Naître dans la forêt boréale

Cinq milliards d'oiseaux vivent dans la forêt boréale

mai 13, 2021
Naître dans la forêt boréale
Le quart de tous les colverts naissent dans la forêt boréale du Canada. ©CIC

Le printemps venu, les habitants du Grand Nord guettent le ciel avec impatience.

Tous attendent le premier canard. Après un long hiver, la forêt boréale sort de sa torpeur. Les habitants de la région ont hâte de voir le premier canard à l’horizon, en sachant que des millions d’autres suivront.

Un harle femelle fait le guet dans le nichoir dont il a pris possession pour sa couvée. ©CIC

La forêt boréale constitue un vaste réseau de milieux humides et de cours d’eau. À l’été chaque année, dans le Grand Nord canadien, elle foisonne de vie, en accueillant environ 40 % de canards du continent.
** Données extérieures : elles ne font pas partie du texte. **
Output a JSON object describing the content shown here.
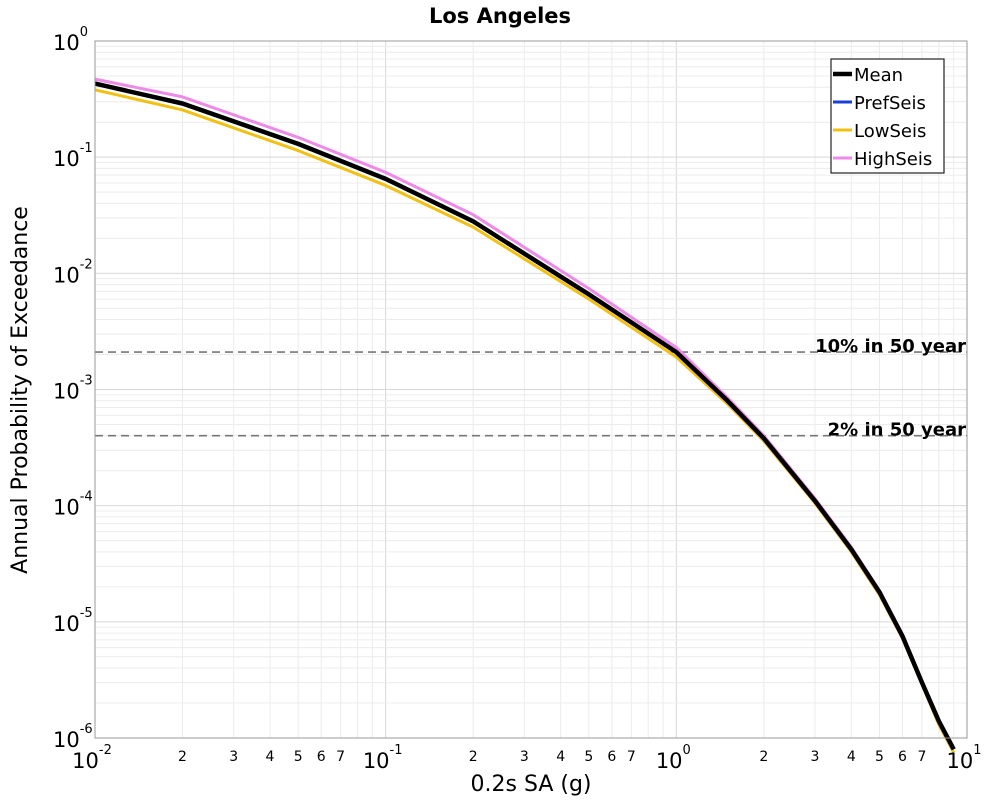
{
  "chart_data": {
    "type": "line",
    "title": "Los Angeles",
    "xlabel": "0.2s SA (g)",
    "ylabel": "Annual Probability of Exceedance",
    "x_scale": "log",
    "y_scale": "log",
    "xlim": [
      0.01,
      10
    ],
    "ylim": [
      1e-06,
      1
    ],
    "grid": true,
    "legend_position": "top-right",
    "x_decade_labels": [
      {
        "base": "10",
        "exp": "-2",
        "value": 0.01
      },
      {
        "base": "10",
        "exp": "-1",
        "value": 0.1
      },
      {
        "base": "10",
        "exp": "0",
        "value": 1
      },
      {
        "base": "10",
        "exp": "1",
        "value": 10
      }
    ],
    "x_minor_labels": [
      {
        "label": "2",
        "value": 0.02
      },
      {
        "label": "3",
        "value": 0.03
      },
      {
        "label": "4",
        "value": 0.04
      },
      {
        "label": "5",
        "value": 0.05
      },
      {
        "label": "6",
        "value": 0.06
      },
      {
        "label": "7",
        "value": 0.07
      },
      {
        "label": "2",
        "value": 0.2
      },
      {
        "label": "3",
        "value": 0.3
      },
      {
        "label": "4",
        "value": 0.4
      },
      {
        "label": "5",
        "value": 0.5
      },
      {
        "label": "6",
        "value": 0.6
      },
      {
        "label": "7",
        "value": 0.7
      },
      {
        "label": "2",
        "value": 2
      },
      {
        "label": "3",
        "value": 3
      },
      {
        "label": "4",
        "value": 4
      },
      {
        "label": "5",
        "value": 5
      },
      {
        "label": "6",
        "value": 6
      },
      {
        "label": "7",
        "value": 7
      }
    ],
    "y_decade_labels": [
      {
        "base": "10",
        "exp": "0",
        "value": 1
      },
      {
        "base": "10",
        "exp": "-1",
        "value": 0.1
      },
      {
        "base": "10",
        "exp": "-2",
        "value": 0.01
      },
      {
        "base": "10",
        "exp": "-3",
        "value": 0.001
      },
      {
        "base": "10",
        "exp": "-4",
        "value": 0.0001
      },
      {
        "base": "10",
        "exp": "-5",
        "value": 1e-05
      },
      {
        "base": "10",
        "exp": "-6",
        "value": 1e-06
      }
    ],
    "reference_lines": [
      {
        "label": "10% in 50 year",
        "y": 0.0021
      },
      {
        "label": "2% in 50 year",
        "y": 0.0004
      }
    ],
    "series": [
      {
        "name": "PrefSeis",
        "color": "#1a3fd6",
        "x": [
          0.01,
          0.02,
          0.05,
          0.1,
          0.2,
          0.5,
          1.0,
          1.5,
          2.0,
          3.0,
          4.0,
          5.0,
          6.0,
          7.0,
          8.0,
          9.0
        ],
        "y": [
          0.43,
          0.29,
          0.13,
          0.065,
          0.028,
          0.0066,
          0.0021,
          0.0008,
          0.00038,
          0.00011,
          4.2e-05,
          1.8e-05,
          7.5e-06,
          3e-06,
          1.4e-06,
          8e-07
        ]
      },
      {
        "name": "LowSeis",
        "color": "#f2c010",
        "x": [
          0.01,
          0.02,
          0.05,
          0.1,
          0.2,
          0.5,
          1.0,
          1.5,
          2.0,
          3.0,
          4.0,
          5.0,
          6.0,
          7.0,
          8.0,
          9.0
        ],
        "y": [
          0.38,
          0.255,
          0.114,
          0.057,
          0.025,
          0.006,
          0.0019,
          0.00075,
          0.00036,
          0.000105,
          4e-05,
          1.7e-05,
          7.2e-06,
          2.9e-06,
          1.3e-06,
          7.5e-07
        ]
      },
      {
        "name": "HighSeis",
        "color": "#ee8ae8",
        "x": [
          0.01,
          0.02,
          0.05,
          0.1,
          0.2,
          0.5,
          1.0,
          1.5,
          2.0,
          3.0,
          4.0,
          5.0,
          6.0,
          7.0,
          8.0,
          9.0
        ],
        "y": [
          0.47,
          0.33,
          0.148,
          0.074,
          0.032,
          0.0074,
          0.0023,
          0.00085,
          0.0004,
          0.000115,
          4.4e-05,
          1.85e-05,
          7.8e-06,
          3.1e-06,
          1.4e-06,
          8e-07
        ]
      },
      {
        "name": "Mean",
        "color": "#000000",
        "x": [
          0.01,
          0.02,
          0.05,
          0.1,
          0.2,
          0.5,
          1.0,
          1.5,
          2.0,
          3.0,
          4.0,
          5.0,
          6.0,
          7.0,
          8.0,
          9.0
        ],
        "y": [
          0.43,
          0.29,
          0.13,
          0.065,
          0.028,
          0.0066,
          0.0021,
          0.0008,
          0.00038,
          0.00011,
          4.2e-05,
          1.8e-05,
          7.5e-06,
          3e-06,
          1.4e-06,
          8e-07
        ]
      }
    ],
    "legend_order": [
      "Mean",
      "PrefSeis",
      "LowSeis",
      "HighSeis"
    ]
  }
}
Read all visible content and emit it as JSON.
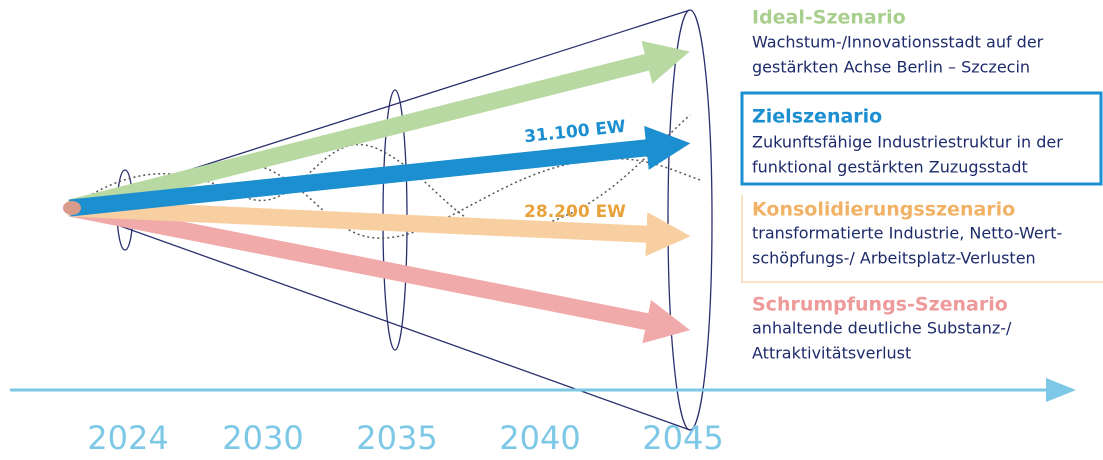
{
  "scenarios": [
    {
      "title": "Ideal-Szenario",
      "lines": [
        "Wachstum-/Innovationsstadt auf der",
        "gestärkten Achse Berlin – Szczecin"
      ]
    },
    {
      "title": "Zielszenario",
      "lines": [
        "Zukunftsfähige Industriestruktur in der",
        "funktional gestärkten Zuzugsstadt"
      ]
    },
    {
      "title": "Konsolidierungsszenario",
      "lines": [
        "transformatierte Industrie, Netto-Wert-",
        "schöpfungs-/ Arbeitsplatz-Verlusten"
      ]
    },
    {
      "title": "Schrumpfungs-Szenario",
      "lines": [
        "anhaltende deutliche Substanz-/",
        "Attraktivitätsverlust"
      ]
    }
  ],
  "arrow_labels": [
    "31.100 EW",
    "28.200 EW"
  ],
  "timeline": [
    "2024",
    "2030",
    "2035",
    "2040",
    "2045"
  ]
}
Un garrot à œil d’or mène sa progéniture dans un milieu humide. ©Brian Wolitski

Plus de la moitié des petits garrots, garrots à œil d’or, macreuses, fuligules à collier, grands harles, sarcelles d’hiver, petits fuligules et canards d’Amérique nichent dans la région. Chaque année, la forêt boréale est témoin de trois à cinq milliards d’oiseaux.

La forêt boréale n’est pas seulement le royaume des canards : elle assure l’habitat essentiel de reproduction de la bernache du Canada, des oiseaux chanteurs, des oiseaux de rivage et d’autres oiseaux aquatiques. ©Rey Garces

C’est dans la forêt boréale que la sauvagine prend des forces. Ses eaux vivifiantes lui assurent gîte et couvert pour préparer les petits au long parcours qui les attend.

Le petit fuligule peut produire une progéniture nombreuse et former des groupes importants. ©Brian Wolitski

La science prouve que la forêt boréale est essentielle pour la sauvagine de l’Amérique du Nord. Il s’agit de l’une des deux régions prioritaires de CIC pour la conservation (l’autre étant la région des fondrières des Prairies). Notre objectif consiste à veiller à conserver une superficie suffisante de l’habitat boréal pour accueillir au moins 11 millions de canards.

Les milieux humides de la forêt boréale permettent aux canards de se reposer et de refaire leurs forces pour la migration de l’automne. ©CIC

Lorsque la migration de l’automne bat son plein, les habitants du Grand Nord scrutent le ciel pour saluer le départ des canards. La jeune progéniture de l’année entreprend son premier grand parcours vers le sud. Elle reviendra le printemps prochain dans la forêt boréale, où elle donnera à son tour naissance à la prochaine génération.